Again, words come and go. We imagine that there is a bit of a glimmer about us, when recollecting the Power of words to design and give hope. We pray, and that with determination (for the opposite route is a slant unto disbelief); never may it be said that the Christian homebase is sufficiently covered, that we may seek elsewhere.
No, the soldier is longing for a Gospel that honors not the strong, but rather the weak, that loves us especially when our flaws are on display, that heals us of fears and of that bump in the night, that begins precisely where we are this Day ordained to Believe. To disciple. To change lives. To overcome dead-end routines.
We exhort, yet not as though unto a preaching platform of Law. The Law is that spirit that says, I must fix things materially, not spiritually. The Law endeavors to solve life’s awkward or brokenness with a perhaps somewhat blind reassurance that in fact the good deed was done, the patterns of life were lived into without any longer any error. Indeed, this has some room to save, but what saves is the message of meeting each other precisely where that Law and good deed cannot be sufficient. We meet, because we have been taught the Good Word. We suddenly have it alight upon us that our fellowship is with this Jesus, just arrived in our thoughtspace, or that Jesus, long hidden under a mantle of good works.

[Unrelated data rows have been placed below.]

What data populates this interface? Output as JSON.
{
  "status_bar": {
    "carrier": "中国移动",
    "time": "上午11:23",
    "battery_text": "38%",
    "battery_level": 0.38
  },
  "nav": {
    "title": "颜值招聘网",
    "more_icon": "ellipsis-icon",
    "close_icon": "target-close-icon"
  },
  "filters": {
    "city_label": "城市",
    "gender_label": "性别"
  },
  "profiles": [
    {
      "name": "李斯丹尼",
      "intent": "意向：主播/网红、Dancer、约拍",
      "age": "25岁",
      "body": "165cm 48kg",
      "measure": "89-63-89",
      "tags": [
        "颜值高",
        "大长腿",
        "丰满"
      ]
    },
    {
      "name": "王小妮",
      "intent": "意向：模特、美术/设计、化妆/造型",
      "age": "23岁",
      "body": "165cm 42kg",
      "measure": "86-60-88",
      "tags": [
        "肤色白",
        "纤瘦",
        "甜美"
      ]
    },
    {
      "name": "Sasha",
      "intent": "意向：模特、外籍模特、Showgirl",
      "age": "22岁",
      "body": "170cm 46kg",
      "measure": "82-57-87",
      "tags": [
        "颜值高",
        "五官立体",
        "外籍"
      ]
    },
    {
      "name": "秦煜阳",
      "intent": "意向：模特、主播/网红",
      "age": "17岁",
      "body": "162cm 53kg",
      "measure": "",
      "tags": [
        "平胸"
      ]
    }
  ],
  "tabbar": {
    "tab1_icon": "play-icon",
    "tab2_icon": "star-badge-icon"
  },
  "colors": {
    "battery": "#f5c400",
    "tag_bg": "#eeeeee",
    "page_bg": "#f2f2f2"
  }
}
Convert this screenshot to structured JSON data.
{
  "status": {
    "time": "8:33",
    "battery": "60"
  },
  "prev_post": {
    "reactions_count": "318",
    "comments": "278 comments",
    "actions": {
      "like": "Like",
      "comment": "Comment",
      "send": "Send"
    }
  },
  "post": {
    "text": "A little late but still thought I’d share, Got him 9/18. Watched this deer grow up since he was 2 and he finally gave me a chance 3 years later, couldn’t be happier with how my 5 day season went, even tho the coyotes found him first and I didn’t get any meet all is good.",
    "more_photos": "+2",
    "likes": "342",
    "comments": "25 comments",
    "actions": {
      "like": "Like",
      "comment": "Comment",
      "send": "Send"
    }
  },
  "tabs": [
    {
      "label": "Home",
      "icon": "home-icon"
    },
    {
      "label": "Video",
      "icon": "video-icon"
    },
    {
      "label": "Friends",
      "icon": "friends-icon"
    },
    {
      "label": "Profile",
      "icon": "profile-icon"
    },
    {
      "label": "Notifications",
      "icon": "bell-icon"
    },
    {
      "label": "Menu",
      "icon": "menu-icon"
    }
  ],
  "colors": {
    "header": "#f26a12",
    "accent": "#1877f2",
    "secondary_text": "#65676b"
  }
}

Somehow, our Jesus is holding out hope, masked hope, hidden hope, for an opportunity for that Word to be heard. It is the Word that peeps out later in the day, after our time of prayer and meditation. It peeps out, and feels that just maybe it is a more sufficient Word. Maybe it is doing good battle for our behalf against a terrorizing self-doubt or a timorous wandering. We wander, amidst those we have hurt in times past, amidst those we long to acknowledge in some fine staid or upkeep. We again wait on that Word that has power to reinvent and resurrect. If only our wayward hearts would begin just for once to attend to the more subtle facts of the matter: that our presence is holy; that our words, if few, are nonetheless aware and cognisant; that our gestures and prayers lifted up, do resolve our selves into Gospel ministers, teaching without a word, listening though appetite and impatience tempts away.
The soldier, then, knows that spirit that Crucified our Lord, as a spirit over and against the Risen blabbering, rather, Risen brandishing of pure Truth of the Soul. The Soul hears it told of a place where all self-hatred or unpleasant memories past, are lifted, resolved unto today’s Peace. We turn a corner—because of the Word preached to us—and in this we are suddenly clear-sighted, little concerns have manifest and immediate resolution, for the Cause lies before us, and with a pat on the back or a simple embrace, as we are directed by Scripture, we light a candle in the Way.